Downward Causation of Neural Structure

Now, let us return to the question of how the brain becomes structured in such a way that its causal processes realize rational processes. Many theories of brain function rely on some form of "neural Darwinism" [16]. That is, the answer to the question of how neural nets or cell assemblies form is by a process of random growth of dendrites and synaptic connections, followed by selective reinforcement of connections that turn out to be useful. The best theory seems to be that co-presentation of stimuli to two neurons or groups of neurons, resulting in simultaneous activation of their respective receptors, strengthens neuronal connections between those receptors, making it more and more likely that both cells or groups of cells will fire when one is stimulated. So useful connections (such as the connection between the "grandmother" assembly and the "cookies" assembly) are strengthened, while unused connections, (say, between "grandmother" and "frogs") weaken or die off. In this way, neural connections that model relations of various sorts in the world come to be selected.

If Campbell's account of environmental shaping of termite DNA is an instance of downward causation from the environment to the species' genome, then this, too, is downward causation. In this case it is from the environment to the individual brain during the individual's lifetime. A central claim of my paper, then, is that downward causation, in the sense of environmental selection of neural connections and tuning of synaptic weights, provides a plausible account of how the brain becomes structured to perform rational operations. In Van Gulick's terms, the larger system--which is the brain in the body interacting with its environment--selects which causal pathways will be activated.

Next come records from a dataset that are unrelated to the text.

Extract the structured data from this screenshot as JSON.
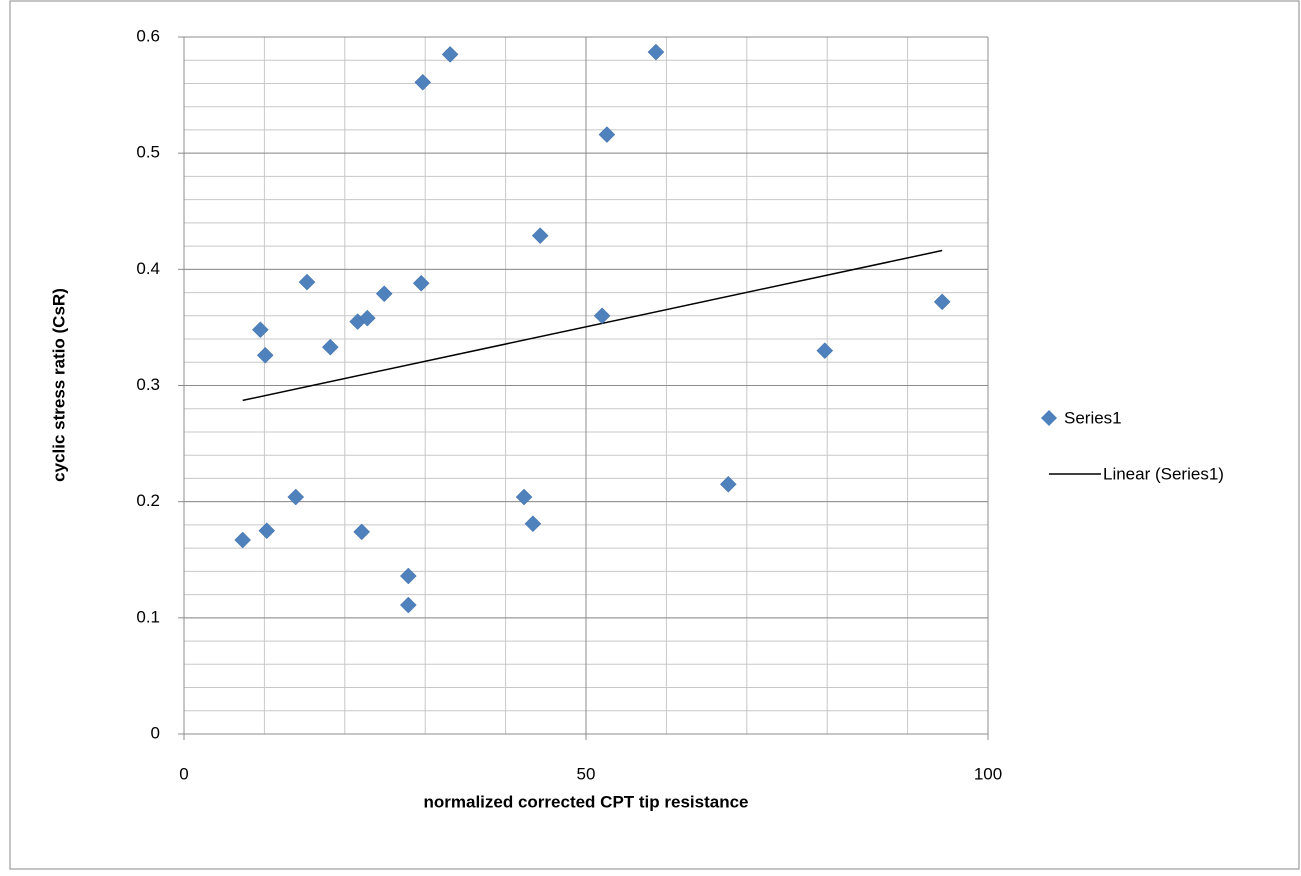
{
  "chart_data": {
    "type": "scatter",
    "x_label": "normalized corrected CPT tip resistance",
    "y_label": "cyclic stress ratio (CsR)",
    "xlim": [
      0,
      100
    ],
    "ylim": [
      0,
      0.6
    ],
    "xticks": [
      0,
      50,
      100
    ],
    "yticks": [
      0,
      0.1,
      0.2,
      0.3,
      0.4,
      0.5,
      0.6
    ],
    "x_minor_step": 10,
    "y_minor_step": 0.02,
    "grid": true,
    "legend": "right",
    "series": [
      {
        "name": "Series1",
        "color": "#4f81bd",
        "x": [
          7.3,
          9.5,
          10.1,
          10.3,
          13.9,
          15.3,
          18.2,
          21.6,
          22.1,
          22.8,
          24.9,
          27.9,
          27.9,
          29.5,
          29.7,
          33.1,
          42.3,
          43.4,
          44.3,
          52.0,
          52.6,
          58.7,
          67.7,
          79.7,
          94.3
        ],
        "values": [
          0.167,
          0.348,
          0.326,
          0.175,
          0.204,
          0.389,
          0.333,
          0.355,
          0.174,
          0.358,
          0.379,
          0.136,
          0.111,
          0.388,
          0.561,
          0.585,
          0.204,
          0.181,
          0.429,
          0.36,
          0.516,
          0.587,
          0.215,
          0.33,
          0.372
        ]
      }
    ],
    "trendline": {
      "name": "Linear (Series1)",
      "color": "#000000"
    }
  }
}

So far we have an example of a weak form of rationality--presumably it is more rational to think of cookies than of frogs in association with thoughts of one's grandmother. Here the connections among things in the world come to be modeled by connections among cell assemblies in the brain. When this happens, free association is replaced by "rational" trains of thought.

We can build from this beginning to consider more interesting forms of reasoning. If interaction with the physical world structures the brain in its image, so does interaction with the social world, with its structures and conventions. Consider the social environment of the primary school classroom, and the set of conventions we call arithmetic. How do the brains of children come to be structured so that neurobiological causal processes realize rational operations? Let us speculate about a simple form of learning such as rote learning of multiplication tables. We can imagine that upon hearing the teacher say "5 X 7," neural assemblies are activated and, at first, activation spreads widely and randomly--activating a variety of other assemblies: for example, those subserving thoughts of, "57," "Times Square," "30," "35," "75." But feedback from the environment selectively reinforces one connection, while lack of reinforcement weakens all the others. We can picture this process by means of a diagram formally identical to the one I used to represent Campbell's account of downward causation (see Figure 5).

Here the thoughts of "5 X 7" and of "35" are pictured as supervening on two brain states (that is, activation of cell assemblies) labelled B1 and B2. Over time, feedback from the social environment results in a strong connection between B1 and B2 such that B1 regularly causes B2. Let me emphasize that the foregoing is not intended to be a realistic cognitive-science account of the actual learning of arithmetic. In addition, it begs all of the questions pertaining to the foundations of mathematics. It is simply intended to show that downward causation in the form of environmental selection among neural connections provides a plausible explanation of how rational connections could become instantiated in or realized by causal pathways in the brain.

Footnote for Neural Causation

[16] See, for instance, Gerald M. Edelman, Bright Air, Brilliant Fire: On the Matter of the Mind (New York: Harper Collins, 1992).